General Points For Business Travel
- The primary reason for the trip must be related to your trade or business
- The majority of time spent must be related to your trade or business (> 50%)
- Each day counts as either entirely for business, or it is considered to be a non-business day (non-deductible)
- Common deductible expenses include airfares, meals, lodging, rental car, gas/tolls and incidental expenses if they are not otherwise lavish or extravagant.
- Events, movies, plays, golf, sporting events and others are deductible IF the primary reason is for business. If it is not related to business, you can still enjoy them – it’s just on your dime (not deductible).
- The additional expense incurred to have a spouse or children join you is also not deductible, unless they also are a legitimate employee within the business.
- If, on a business trip during the week, a certain day is devoted primarily for pleasure, that day’s expenses are not deductible.
- If you have a business day on Friday and another one on Monday, you can deduct all on-the-road expenses during the weekend.
- For longer trips, your cost of staying over a weekend may significantly reduce your airfare. The cost savings from the reduced airfare can go toward paying the additional lodging, meals and other expenses for weekend – giving you a tax deductible mini-vacation. Make sure you document both airfares.
- If for any reason you are prevented from engaging in primary business purpose activity due to circumstances beyond his control (delayed or cancelled flights or last minute cancelled events), the expenses are business-related.
How To Plan Your Next Trip
You have found a great business-related seminar that happens to be in Florida in January. Lucky you! How do you make your plans so most or all of the trip can be deducted? Let’s walk through this example.
Who can go on the business’ dime? Is your spouse and/or children on the board or an employee of the company? If so, the company can pay for all of your airline tickets.
The seminar is on Monday, but you want to spend the weekend there basking in the sun. To make the most out of it, you could set up the following schedule:
Thursday: Travel day. All travel and expenses on the date of travel is business-related and can be deducted.
Friday: Work day. Prior to leaving for your trip, make a business appointment with a vendor, partner or prospective client. You could also hold your annual business meeting that day. You must work at least 4 hours to claim it as a business day and deduct the expenses.
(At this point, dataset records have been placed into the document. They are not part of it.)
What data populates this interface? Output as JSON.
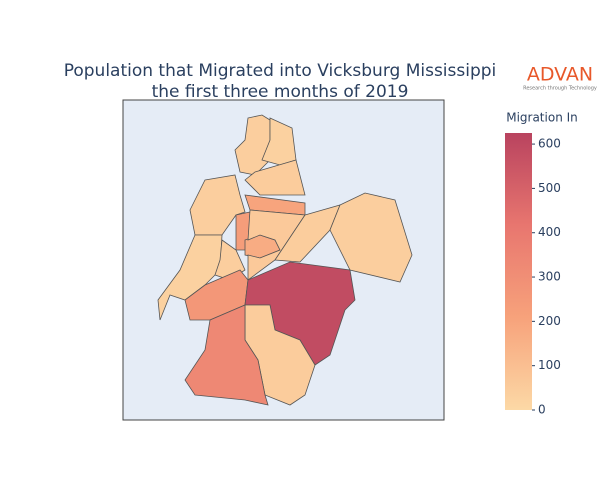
{
  "chart_data": {
    "type": "choropleth",
    "title": "Population that Migrated into Vicksburg Mississippi",
    "subtitle": "the first three months of 2019",
    "logo": {
      "name": "ADVAN",
      "tagline": "Research through Technology"
    },
    "colorbar_title": "Migration In",
    "zlim": [
      0,
      625
    ],
    "zticks": [
      0,
      100,
      200,
      300,
      400,
      500,
      600
    ],
    "colorscale": [
      "#fcd9a6",
      "#f7a27b",
      "#e8766f",
      "#b9435f"
    ],
    "values": [
      40,
      30,
      50,
      40,
      200,
      230,
      170,
      60,
      30,
      40,
      260,
      45,
      40,
      590,
      50,
      330
    ]
  }
}
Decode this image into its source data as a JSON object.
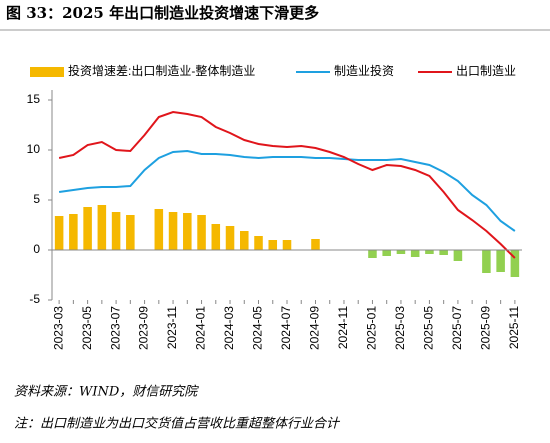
{
  "chart_data": {
    "type": "combo",
    "title": "图 33：2025 年出口制造业投资增速下滑更多",
    "source": "资料来源：WIND，财信研究院",
    "note": "注：出口制造业为出口交货值占营收比重超整体行业合计",
    "categories": [
      "2023-03",
      null,
      "2023-05",
      null,
      "2023-07",
      null,
      "2023-09",
      null,
      "2023-11",
      null,
      "2024-01",
      null,
      "2024-03",
      null,
      "2024-05",
      null,
      "2024-07",
      null,
      "2024-09",
      null,
      "2024-11",
      null,
      "2025-01",
      null,
      "2025-03",
      null,
      "2025-05",
      null,
      "2025-07",
      null,
      "2025-09",
      null,
      "2025-11"
    ],
    "series": [
      {
        "name": "投资增速差:出口制造业-整体制造业",
        "type": "bar",
        "color": "#f5b800",
        "negative_color": "#92d050",
        "values": [
          3.4,
          3.6,
          4.3,
          4.5,
          3.8,
          3.5,
          0,
          4.1,
          3.8,
          3.7,
          3.5,
          2.6,
          2.4,
          1.9,
          1.4,
          1.0,
          1.0,
          0,
          1.1,
          0,
          0,
          0,
          -0.8,
          -0.6,
          -0.4,
          -0.7,
          -0.4,
          -0.5,
          -1.1,
          0,
          -2.3,
          -2.2,
          -2.7
        ]
      },
      {
        "name": "制造业投资",
        "type": "line",
        "color": "#1ea0e0",
        "values": [
          5.8,
          6.0,
          6.2,
          6.3,
          6.3,
          6.4,
          8.0,
          9.2,
          9.8,
          9.9,
          9.6,
          9.6,
          9.5,
          9.3,
          9.2,
          9.3,
          9.3,
          9.3,
          9.2,
          9.2,
          9.1,
          9.0,
          9.0,
          9.0,
          9.1,
          8.8,
          8.5,
          7.8,
          6.9,
          5.5,
          4.5,
          2.9,
          1.9
        ]
      },
      {
        "name": "出口制造业",
        "type": "line",
        "color": "#e0151b",
        "values": [
          9.2,
          9.5,
          10.5,
          10.8,
          10.0,
          9.9,
          11.5,
          13.3,
          13.8,
          13.6,
          13.3,
          12.3,
          11.7,
          11.0,
          10.6,
          10.4,
          10.3,
          10.4,
          10.2,
          9.8,
          9.3,
          8.6,
          8.0,
          8.5,
          8.4,
          8.0,
          7.4,
          5.8,
          4.0,
          3.0,
          1.9,
          0.6,
          -0.8
        ]
      }
    ],
    "ylim": [
      -5,
      16
    ],
    "yticks": [
      -5,
      0,
      5,
      10,
      15
    ]
  }
}
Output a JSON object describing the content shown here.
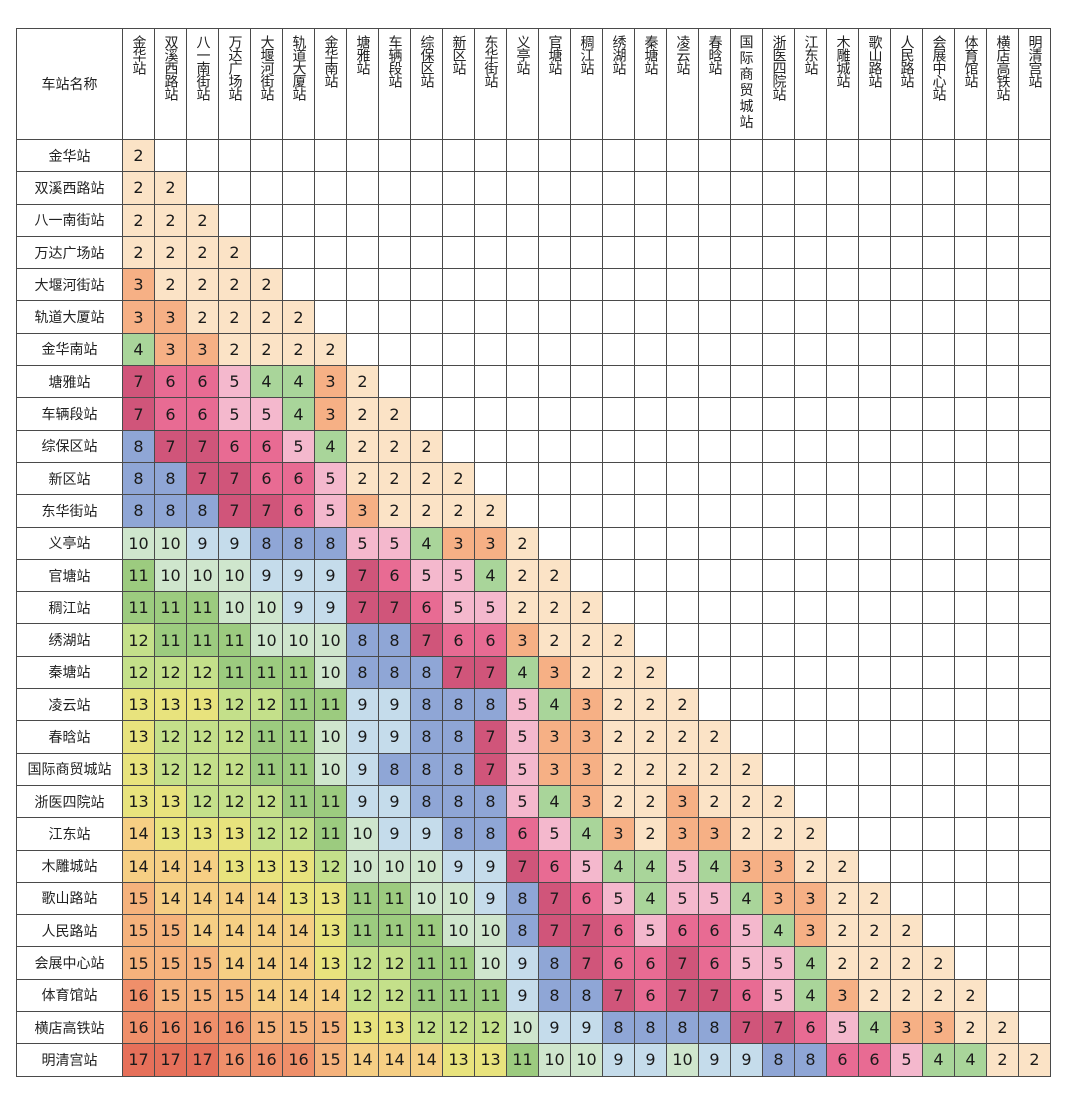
{
  "corner_label": "车站名称",
  "stations": [
    "金华站",
    "双溪西路站",
    "八一南街站",
    "万达广场站",
    "大堰河街站",
    "轨道大厦站",
    "金华南站",
    "塘雅站",
    "车辆段站",
    "综保区站",
    "新区站",
    "东华街站",
    "义亭站",
    "官塘站",
    "稠江站",
    "绣湖站",
    "秦塘站",
    "凌云站",
    "春晗站",
    "国际商贸城站",
    "浙医四院站",
    "江东站",
    "木雕城站",
    "歌山路站",
    "人民路站",
    "会展中心站",
    "体育馆站",
    "横店高铁站",
    "明清宫站"
  ],
  "fares": [
    [
      2
    ],
    [
      2,
      2
    ],
    [
      2,
      2,
      2
    ],
    [
      2,
      2,
      2,
      2
    ],
    [
      3,
      2,
      2,
      2,
      2
    ],
    [
      3,
      3,
      2,
      2,
      2,
      2
    ],
    [
      4,
      3,
      3,
      2,
      2,
      2,
      2
    ],
    [
      7,
      6,
      6,
      5,
      4,
      4,
      3,
      2
    ],
    [
      7,
      6,
      6,
      5,
      5,
      4,
      3,
      2,
      2
    ],
    [
      8,
      7,
      7,
      6,
      6,
      5,
      4,
      2,
      2,
      2
    ],
    [
      8,
      8,
      7,
      7,
      6,
      6,
      5,
      2,
      2,
      2,
      2
    ],
    [
      8,
      8,
      8,
      7,
      7,
      6,
      5,
      3,
      2,
      2,
      2,
      2
    ],
    [
      10,
      10,
      9,
      9,
      8,
      8,
      8,
      5,
      5,
      4,
      3,
      3,
      2
    ],
    [
      11,
      10,
      10,
      10,
      9,
      9,
      9,
      7,
      6,
      5,
      5,
      4,
      2,
      2
    ],
    [
      11,
      11,
      11,
      10,
      10,
      9,
      9,
      7,
      7,
      6,
      5,
      5,
      2,
      2,
      2
    ],
    [
      12,
      11,
      11,
      11,
      10,
      10,
      10,
      8,
      8,
      7,
      6,
      6,
      3,
      2,
      2,
      2
    ],
    [
      12,
      12,
      12,
      11,
      11,
      11,
      10,
      8,
      8,
      8,
      7,
      7,
      4,
      3,
      2,
      2,
      2
    ],
    [
      13,
      13,
      13,
      12,
      12,
      11,
      11,
      9,
      9,
      8,
      8,
      8,
      5,
      4,
      3,
      2,
      2,
      2
    ],
    [
      13,
      12,
      12,
      12,
      11,
      11,
      10,
      9,
      9,
      8,
      8,
      7,
      5,
      3,
      3,
      2,
      2,
      2,
      2
    ],
    [
      13,
      12,
      12,
      12,
      11,
      11,
      10,
      9,
      8,
      8,
      8,
      7,
      5,
      3,
      3,
      2,
      2,
      2,
      2,
      2
    ],
    [
      13,
      13,
      12,
      12,
      12,
      11,
      11,
      9,
      9,
      8,
      8,
      8,
      5,
      4,
      3,
      2,
      2,
      3,
      2,
      2,
      2
    ],
    [
      14,
      13,
      13,
      13,
      12,
      12,
      11,
      10,
      9,
      9,
      8,
      8,
      6,
      5,
      4,
      3,
      2,
      3,
      3,
      2,
      2,
      2
    ],
    [
      14,
      14,
      14,
      13,
      13,
      13,
      12,
      10,
      10,
      10,
      9,
      9,
      7,
      6,
      5,
      4,
      4,
      5,
      4,
      3,
      3,
      2,
      2
    ],
    [
      15,
      14,
      14,
      14,
      14,
      13,
      13,
      11,
      11,
      10,
      10,
      9,
      8,
      7,
      6,
      5,
      4,
      5,
      5,
      4,
      3,
      3,
      2,
      2
    ],
    [
      15,
      15,
      14,
      14,
      14,
      14,
      13,
      11,
      11,
      11,
      10,
      10,
      8,
      7,
      7,
      6,
      5,
      6,
      6,
      5,
      4,
      3,
      2,
      2,
      2
    ],
    [
      15,
      15,
      15,
      14,
      14,
      14,
      13,
      12,
      12,
      11,
      11,
      10,
      9,
      8,
      7,
      6,
      6,
      7,
      6,
      5,
      5,
      4,
      2,
      2,
      2,
      2
    ],
    [
      16,
      15,
      15,
      15,
      14,
      14,
      14,
      12,
      12,
      11,
      11,
      11,
      9,
      8,
      8,
      7,
      6,
      7,
      7,
      6,
      5,
      4,
      3,
      2,
      2,
      2,
      2
    ],
    [
      16,
      16,
      16,
      16,
      15,
      15,
      15,
      13,
      13,
      12,
      12,
      12,
      10,
      9,
      9,
      8,
      8,
      8,
      8,
      7,
      7,
      6,
      5,
      4,
      3,
      3,
      2,
      2
    ],
    [
      17,
      17,
      17,
      16,
      16,
      16,
      15,
      14,
      14,
      14,
      13,
      13,
      11,
      10,
      10,
      9,
      9,
      10,
      9,
      9,
      8,
      8,
      6,
      6,
      5,
      4,
      4,
      2,
      2
    ]
  ],
  "fare_colors": {
    "2": "#fbe3c6",
    "3": "#f6b085",
    "4": "#a9d59a",
    "5": "#f4b8cd",
    "6": "#e86b93",
    "7": "#d0557a",
    "8": "#8fa6d6",
    "9": "#c5dceb",
    "10": "#cfe6cd",
    "11": "#9ccb7f",
    "12": "#c4e08a",
    "13": "#e8e37d",
    "14": "#f6cf84",
    "15": "#f5b27c",
    "16": "#ef8f6a",
    "17": "#e6705a"
  }
}
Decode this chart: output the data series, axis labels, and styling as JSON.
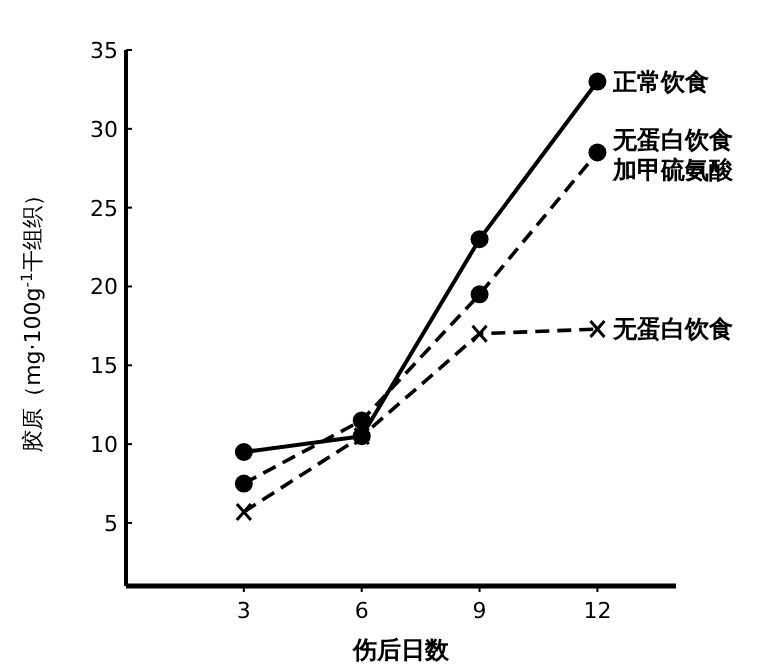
{
  "chart_data": {
    "type": "line",
    "xlabel": "伤后日数",
    "ylabel": "胶原（mg·100g$^{-1}$干组织）",
    "x": [
      3,
      6,
      9,
      12
    ],
    "xlim": [
      0,
      14
    ],
    "xticks": [
      3,
      6,
      9,
      12
    ],
    "ylim": [
      1,
      35
    ],
    "yticks": [
      5,
      10,
      15,
      20,
      25,
      30,
      35
    ],
    "grid": false,
    "legend": false,
    "series": [
      {
        "name": "正常饮食",
        "color": "#000000",
        "marker": "circle",
        "line_style": "solid",
        "values": [
          9.5,
          10.5,
          23,
          33
        ]
      },
      {
        "name": "无蛋白饮食加甲硫氨酸",
        "color": "#000000",
        "marker": "circle",
        "line_style": "dashed",
        "values": [
          7.5,
          11.5,
          19.5,
          28.5
        ]
      },
      {
        "name": "无蛋白饮食",
        "color": "#000000",
        "marker": "cross",
        "line_style": "dashed",
        "values": [
          5.7,
          10.5,
          17,
          17.3
        ]
      }
    ]
  }
}
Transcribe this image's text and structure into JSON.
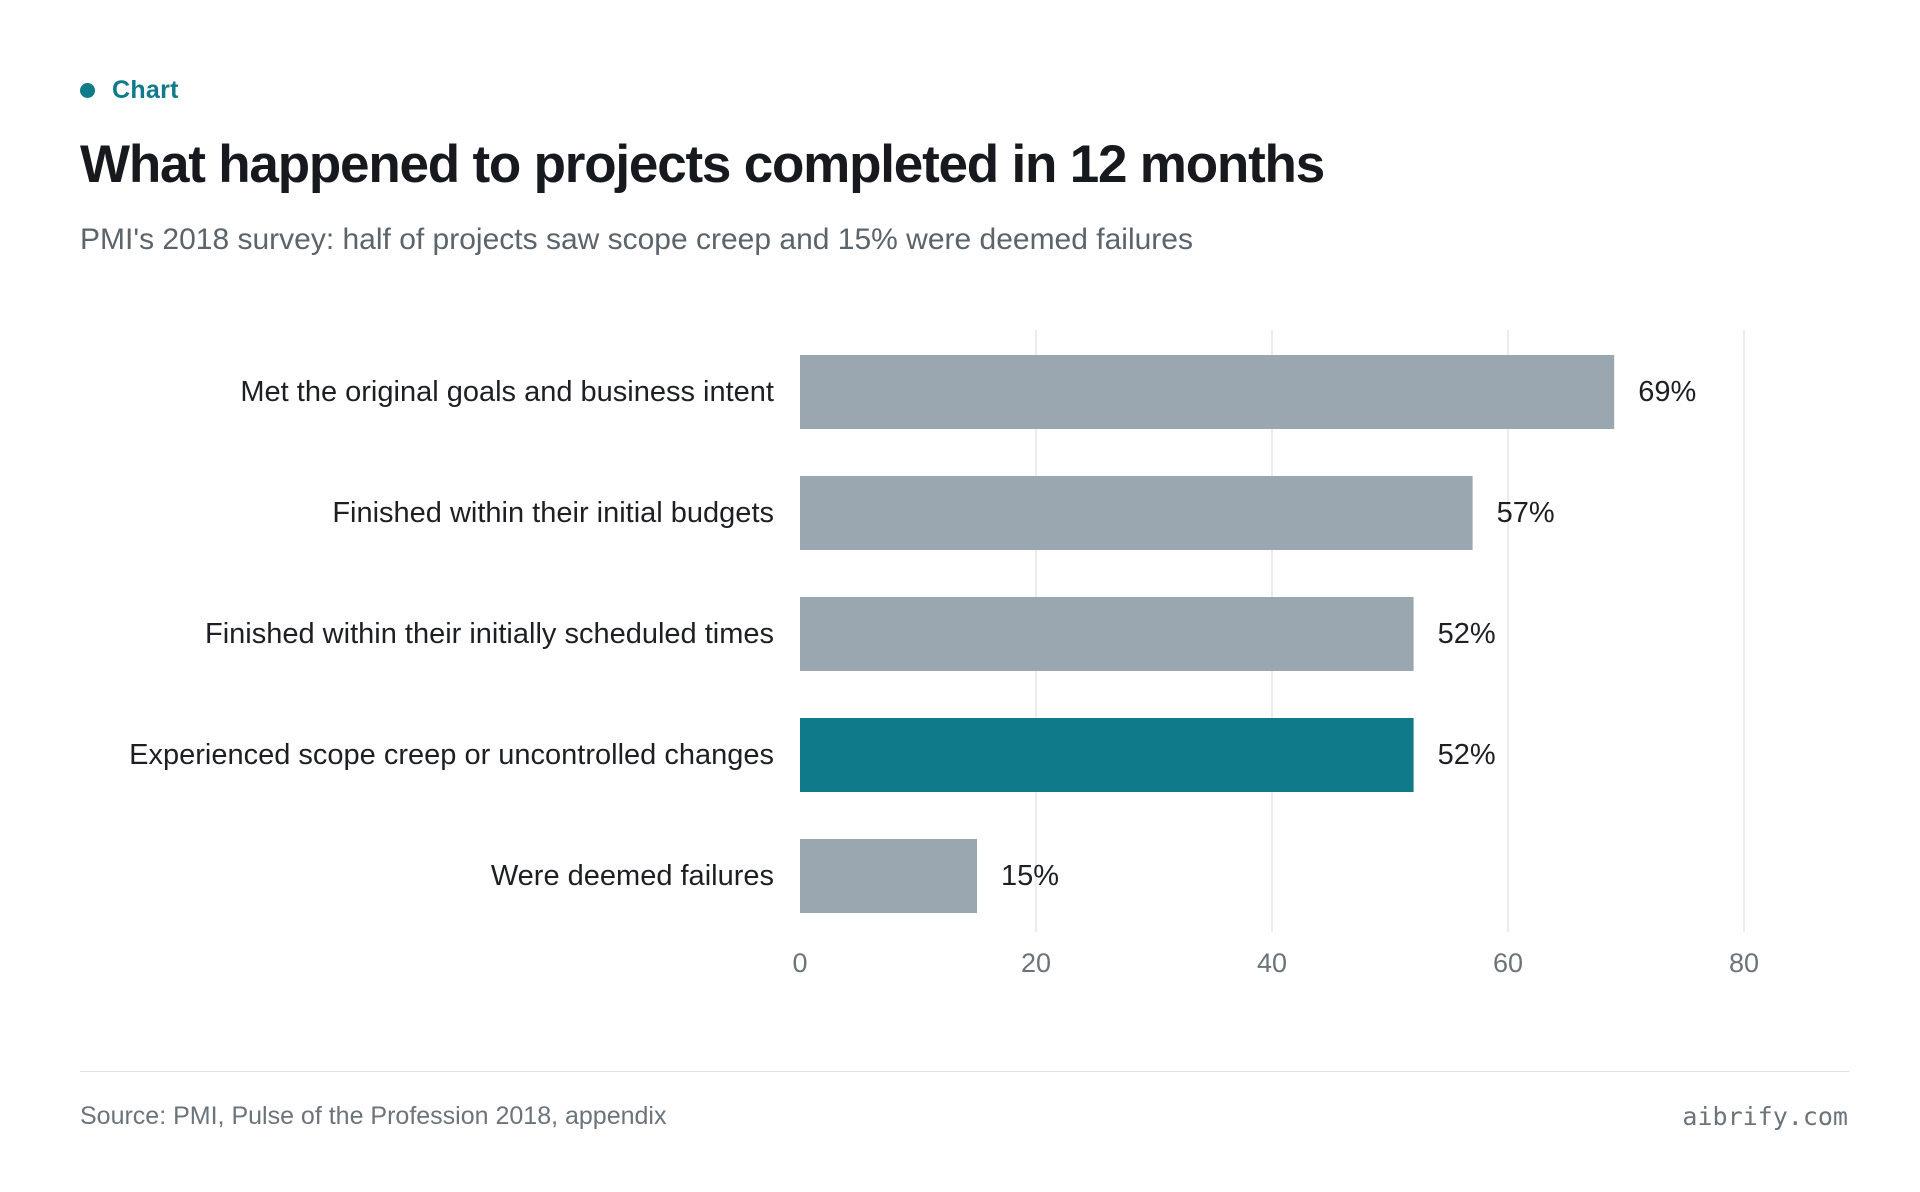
{
  "eyebrow": {
    "label": "Chart",
    "dot_color": "#0e7a8a"
  },
  "header": {
    "title": "What happened to projects completed in 12 months",
    "subtitle": "PMI's 2018 survey: half of projects saw scope creep and 15% were deemed failures"
  },
  "chart_data": {
    "type": "bar",
    "orientation": "horizontal",
    "categories": [
      "Met the original goals and business intent",
      "Finished within their initial budgets",
      "Finished within their initially scheduled times",
      "Experienced scope creep or uncontrolled changes",
      "Were deemed failures"
    ],
    "values": [
      69,
      57,
      52,
      52,
      15
    ],
    "value_labels": [
      "69%",
      "57%",
      "52%",
      "52%",
      "15%"
    ],
    "highlight_index": 3,
    "colors": {
      "default": "#9aa7b0",
      "highlight": "#0e7a8a",
      "grid": "#e3e6e9"
    },
    "xlim": [
      0,
      80
    ],
    "xticks": [
      0,
      20,
      40,
      60,
      80
    ],
    "grid": true,
    "title": "",
    "xlabel": "",
    "ylabel": ""
  },
  "footer": {
    "source": "Source: PMI, Pulse of the Profession 2018, appendix",
    "brand": "aibrify.com"
  }
}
Saturday & Sunday: This is a weekend and considered stand-by days. As long as you have business on the Friday and Monday, the weekend expenses are deductible.
Monday: The seminar. This is a clear business day and deductible.
Tuesday: Travel day. All travel and expenses on the date of travel is business-related and can be deducted.
In this example, all the expenses are considered business travel and deductible. If you added days to the beginning or end of the trip for personal vacation, the expenses on those days would not be deductible.
Travel With Unique Rules
Travel expenses are deductible when the purpose of the trip is to attend a conference or educational activities. They are not deductible when the travel itself is considered abstractly as a form of education. For example a French language teacher would not be able to deduct a trip to France with the intent of improve her French language fluency. It would be deductible if the teacher attends a conference that covers the French language.
Conventions and Seminars
The convention or seminar must be directly related to your trade or business.
There are more rigorous reporting requirements for cruises. You must have written statements by both the attendee and an officer of the sponsoring organization. A limited deduction is permitted for conventions on cruise ships if the ship is of U.S. registry, all ports of call are in the U.S. or its possessions, and the meeting is directly related to the taxpayer’s trade or business.
This is even a bit more complicated. Get the advice of your accountant or tax professional when traveling overseas. If you travel outside the U.S. for longer than one week or spend less than 75 percent of your time on business, you may be subject to allocation rules, which partially disallow your expenses. The rules are bit more forgiving if you had no control over the trip agenda or the vacation portion was not a major consideration for the trip.
Document the business purpose for the trip. Keep any supporting document (agenda, business cards, summary of the work products produced, diary of meetings, etc.) and although the IRS only needs receipts for expenses exceeding $75 (except lodging – where it’s receipts are always required) it’s a good practice to keep all of them for thorough documentation.
Little known tip: You can also deduct shoe shines, manicures and dry-cleaning for the clothes worn on the trip! Have your clothes dry-cleaned while on the trip or within a couple days of getting home.
Sean and I both have had some awesome trips. Hawaii was probably my best. We took the weekend between our business activities to surf and enjoy the island.